Introduction

Knowledge about T lymphocyte function has expanded dramatically in the 1990s, resulting in many advances in the understanding of the mechanisms underlying autoimmune diseases. T lymphocytes, initially believed to play a small role, if any, in autoimmune disease, are now implicated even in ‘antibody-mediated’ conditions such as pemphigus vulgaris. The undoubted advances in understanding autoimmune diseases have not, however, developed at the same pace for all conditions. More is known about T cell behaviour in multiple sclerosis and myasthenia gravis than in rheumatological conditions such as Sjögren's syndrome, SLE and RA. Indeed there are still claims, with some evidence, that T cells do not play a significant role at all in RA (Fox, 1997). In this chapter, we shall present some of the evidence implicating a pathological role for T cells in autoimmune rheumatic diseases particularly RA and discuss this in the context of recent advances in knowledge of T cell function. We will focus on the potential mechanisms triggering the activation of T cells, and on effector mechanisms. Finally, we will discuss potential strategies for the modulation of the autoimmune response in therapy.

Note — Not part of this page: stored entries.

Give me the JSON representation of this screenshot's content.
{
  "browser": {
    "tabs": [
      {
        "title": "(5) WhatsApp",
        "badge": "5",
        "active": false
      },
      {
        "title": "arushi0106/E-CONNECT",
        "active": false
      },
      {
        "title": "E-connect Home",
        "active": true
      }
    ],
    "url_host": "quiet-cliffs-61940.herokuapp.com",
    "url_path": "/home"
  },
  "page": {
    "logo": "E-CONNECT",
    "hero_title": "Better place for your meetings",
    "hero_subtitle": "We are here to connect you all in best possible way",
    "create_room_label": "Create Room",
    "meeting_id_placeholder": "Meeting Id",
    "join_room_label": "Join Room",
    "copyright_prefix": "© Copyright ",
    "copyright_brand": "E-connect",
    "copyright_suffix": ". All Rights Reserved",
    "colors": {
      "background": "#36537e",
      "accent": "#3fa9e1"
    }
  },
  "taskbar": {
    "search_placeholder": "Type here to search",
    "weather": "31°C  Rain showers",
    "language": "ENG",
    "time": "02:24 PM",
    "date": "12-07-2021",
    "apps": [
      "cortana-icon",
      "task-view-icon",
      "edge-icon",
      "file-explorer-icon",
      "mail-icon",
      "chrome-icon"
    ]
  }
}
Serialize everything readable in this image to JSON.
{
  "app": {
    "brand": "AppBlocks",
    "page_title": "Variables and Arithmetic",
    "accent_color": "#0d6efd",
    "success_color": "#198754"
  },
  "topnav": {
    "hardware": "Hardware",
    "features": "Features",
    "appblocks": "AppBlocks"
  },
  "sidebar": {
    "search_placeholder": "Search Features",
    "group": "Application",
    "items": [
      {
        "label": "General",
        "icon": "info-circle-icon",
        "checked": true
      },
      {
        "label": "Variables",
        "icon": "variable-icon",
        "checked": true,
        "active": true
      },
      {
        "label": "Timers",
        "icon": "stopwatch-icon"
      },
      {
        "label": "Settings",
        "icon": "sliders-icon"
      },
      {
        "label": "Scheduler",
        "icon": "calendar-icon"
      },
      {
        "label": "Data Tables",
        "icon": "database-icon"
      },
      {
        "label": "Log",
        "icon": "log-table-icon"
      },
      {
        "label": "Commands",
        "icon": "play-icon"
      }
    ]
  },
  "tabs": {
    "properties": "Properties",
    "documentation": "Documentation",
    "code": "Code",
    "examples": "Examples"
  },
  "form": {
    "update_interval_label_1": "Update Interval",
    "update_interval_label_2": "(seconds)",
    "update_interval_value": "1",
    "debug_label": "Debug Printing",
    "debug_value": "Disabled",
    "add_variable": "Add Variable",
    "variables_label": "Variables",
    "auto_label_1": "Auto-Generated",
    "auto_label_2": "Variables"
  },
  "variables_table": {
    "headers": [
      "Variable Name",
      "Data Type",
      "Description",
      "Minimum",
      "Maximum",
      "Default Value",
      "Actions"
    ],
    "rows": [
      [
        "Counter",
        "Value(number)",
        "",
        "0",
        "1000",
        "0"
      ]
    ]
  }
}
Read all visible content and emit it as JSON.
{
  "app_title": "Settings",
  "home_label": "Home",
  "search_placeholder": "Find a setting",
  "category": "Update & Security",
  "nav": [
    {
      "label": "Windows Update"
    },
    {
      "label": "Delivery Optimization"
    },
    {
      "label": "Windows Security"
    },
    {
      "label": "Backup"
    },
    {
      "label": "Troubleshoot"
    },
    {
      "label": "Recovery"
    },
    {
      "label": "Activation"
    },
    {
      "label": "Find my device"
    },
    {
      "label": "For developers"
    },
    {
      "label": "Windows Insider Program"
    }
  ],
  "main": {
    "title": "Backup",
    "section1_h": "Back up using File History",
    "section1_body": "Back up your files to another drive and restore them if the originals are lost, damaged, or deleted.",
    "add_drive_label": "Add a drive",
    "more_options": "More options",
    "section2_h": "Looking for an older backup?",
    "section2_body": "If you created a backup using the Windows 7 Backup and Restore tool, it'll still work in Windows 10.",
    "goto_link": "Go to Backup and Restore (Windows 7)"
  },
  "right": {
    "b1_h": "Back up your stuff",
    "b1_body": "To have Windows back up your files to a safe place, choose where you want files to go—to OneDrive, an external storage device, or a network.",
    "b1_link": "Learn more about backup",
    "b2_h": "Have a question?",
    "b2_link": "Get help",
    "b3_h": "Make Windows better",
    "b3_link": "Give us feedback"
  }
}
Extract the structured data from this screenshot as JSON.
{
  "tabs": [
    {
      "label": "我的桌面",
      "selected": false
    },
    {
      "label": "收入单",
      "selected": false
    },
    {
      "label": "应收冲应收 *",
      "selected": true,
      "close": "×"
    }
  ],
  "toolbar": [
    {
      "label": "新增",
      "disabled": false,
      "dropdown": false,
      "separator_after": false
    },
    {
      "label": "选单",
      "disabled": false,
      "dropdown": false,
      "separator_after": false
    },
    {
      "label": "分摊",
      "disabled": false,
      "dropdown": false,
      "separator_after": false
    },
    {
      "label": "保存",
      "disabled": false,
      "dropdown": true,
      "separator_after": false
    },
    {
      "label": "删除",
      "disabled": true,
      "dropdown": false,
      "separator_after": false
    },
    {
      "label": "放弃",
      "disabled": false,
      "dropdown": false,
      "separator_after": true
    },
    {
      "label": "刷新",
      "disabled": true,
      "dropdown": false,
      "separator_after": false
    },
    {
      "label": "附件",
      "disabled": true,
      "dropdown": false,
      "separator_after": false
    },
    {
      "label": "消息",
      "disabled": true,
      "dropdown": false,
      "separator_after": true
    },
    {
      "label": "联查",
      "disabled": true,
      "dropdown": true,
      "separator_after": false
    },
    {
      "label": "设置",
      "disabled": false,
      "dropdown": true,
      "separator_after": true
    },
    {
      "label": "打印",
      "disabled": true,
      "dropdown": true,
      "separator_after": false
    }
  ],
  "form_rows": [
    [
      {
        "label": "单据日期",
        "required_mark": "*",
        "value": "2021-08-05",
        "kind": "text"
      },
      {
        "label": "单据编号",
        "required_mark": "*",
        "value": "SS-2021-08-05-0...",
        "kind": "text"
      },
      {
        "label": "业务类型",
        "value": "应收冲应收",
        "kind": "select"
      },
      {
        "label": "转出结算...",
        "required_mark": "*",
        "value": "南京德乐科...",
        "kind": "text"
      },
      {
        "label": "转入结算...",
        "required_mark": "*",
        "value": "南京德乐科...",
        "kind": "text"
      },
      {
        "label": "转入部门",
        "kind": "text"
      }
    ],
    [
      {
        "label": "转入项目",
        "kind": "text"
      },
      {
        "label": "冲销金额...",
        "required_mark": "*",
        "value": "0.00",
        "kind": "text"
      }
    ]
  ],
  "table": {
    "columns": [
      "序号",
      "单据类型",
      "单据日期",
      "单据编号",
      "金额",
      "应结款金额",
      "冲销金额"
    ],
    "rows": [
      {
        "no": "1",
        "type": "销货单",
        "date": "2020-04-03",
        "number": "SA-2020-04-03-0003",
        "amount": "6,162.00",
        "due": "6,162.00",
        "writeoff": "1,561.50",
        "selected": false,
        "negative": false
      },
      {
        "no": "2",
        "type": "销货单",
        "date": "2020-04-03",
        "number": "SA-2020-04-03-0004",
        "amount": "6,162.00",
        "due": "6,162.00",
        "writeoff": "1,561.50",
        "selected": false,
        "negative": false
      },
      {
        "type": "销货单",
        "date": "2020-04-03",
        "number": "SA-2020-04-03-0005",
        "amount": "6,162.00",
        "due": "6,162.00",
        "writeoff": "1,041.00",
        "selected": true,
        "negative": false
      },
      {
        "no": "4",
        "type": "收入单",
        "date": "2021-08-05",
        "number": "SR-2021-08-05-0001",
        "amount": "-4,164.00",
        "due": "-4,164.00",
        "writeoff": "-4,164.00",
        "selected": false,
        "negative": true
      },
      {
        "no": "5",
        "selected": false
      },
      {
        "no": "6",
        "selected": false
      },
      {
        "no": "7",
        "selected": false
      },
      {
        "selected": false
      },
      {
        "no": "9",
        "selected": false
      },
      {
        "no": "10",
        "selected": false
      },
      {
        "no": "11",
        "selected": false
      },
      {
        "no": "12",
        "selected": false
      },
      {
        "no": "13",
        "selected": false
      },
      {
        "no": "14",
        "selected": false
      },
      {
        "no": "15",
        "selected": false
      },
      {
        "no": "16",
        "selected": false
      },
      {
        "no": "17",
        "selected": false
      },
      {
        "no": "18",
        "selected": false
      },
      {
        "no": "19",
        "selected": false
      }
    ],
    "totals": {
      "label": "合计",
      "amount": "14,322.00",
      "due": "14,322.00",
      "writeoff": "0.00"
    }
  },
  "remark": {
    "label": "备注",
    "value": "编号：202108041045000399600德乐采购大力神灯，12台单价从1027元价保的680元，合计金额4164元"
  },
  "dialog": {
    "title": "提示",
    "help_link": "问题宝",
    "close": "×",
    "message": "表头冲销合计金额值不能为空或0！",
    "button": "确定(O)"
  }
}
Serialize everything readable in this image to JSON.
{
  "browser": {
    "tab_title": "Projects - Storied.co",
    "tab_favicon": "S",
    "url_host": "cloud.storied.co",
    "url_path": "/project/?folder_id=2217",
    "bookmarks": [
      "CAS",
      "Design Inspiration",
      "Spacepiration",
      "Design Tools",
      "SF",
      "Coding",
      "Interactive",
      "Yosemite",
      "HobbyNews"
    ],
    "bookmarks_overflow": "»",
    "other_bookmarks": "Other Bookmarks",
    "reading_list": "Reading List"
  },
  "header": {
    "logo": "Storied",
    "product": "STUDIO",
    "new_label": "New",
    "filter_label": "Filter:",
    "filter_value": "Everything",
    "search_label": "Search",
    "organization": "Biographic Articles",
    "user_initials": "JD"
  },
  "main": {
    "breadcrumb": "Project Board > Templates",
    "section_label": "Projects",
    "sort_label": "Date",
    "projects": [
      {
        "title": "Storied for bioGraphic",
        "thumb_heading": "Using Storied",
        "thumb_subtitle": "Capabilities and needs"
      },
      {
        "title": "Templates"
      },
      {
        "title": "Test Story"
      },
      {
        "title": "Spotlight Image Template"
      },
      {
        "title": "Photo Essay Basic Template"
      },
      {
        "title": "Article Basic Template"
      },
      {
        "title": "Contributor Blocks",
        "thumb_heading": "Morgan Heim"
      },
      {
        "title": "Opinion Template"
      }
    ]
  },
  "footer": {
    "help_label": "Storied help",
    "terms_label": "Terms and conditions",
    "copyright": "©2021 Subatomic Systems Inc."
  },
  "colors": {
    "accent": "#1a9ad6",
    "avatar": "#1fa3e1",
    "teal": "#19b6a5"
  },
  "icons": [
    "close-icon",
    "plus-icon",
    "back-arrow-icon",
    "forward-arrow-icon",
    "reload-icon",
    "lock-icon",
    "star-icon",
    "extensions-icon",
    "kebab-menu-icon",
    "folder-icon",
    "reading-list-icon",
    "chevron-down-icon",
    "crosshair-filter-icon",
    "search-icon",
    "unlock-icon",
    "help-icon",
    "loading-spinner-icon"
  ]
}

Are T cells involved in autoimmune disease?

Genetic predisposition

Many population, family and twin studies have clearly demonstrated that genetic factors exert a major influence on predisposition to autoimmune disease. Reviewed in detail elsewhere (Theofilopoulos, 1995), the best-defined association is with genes from the class II region of the MHC. These highly polymorphic genes encode cell surface glycoproteins, which present peptides to CD4+T lymphocytes (Trowsdale, 1993).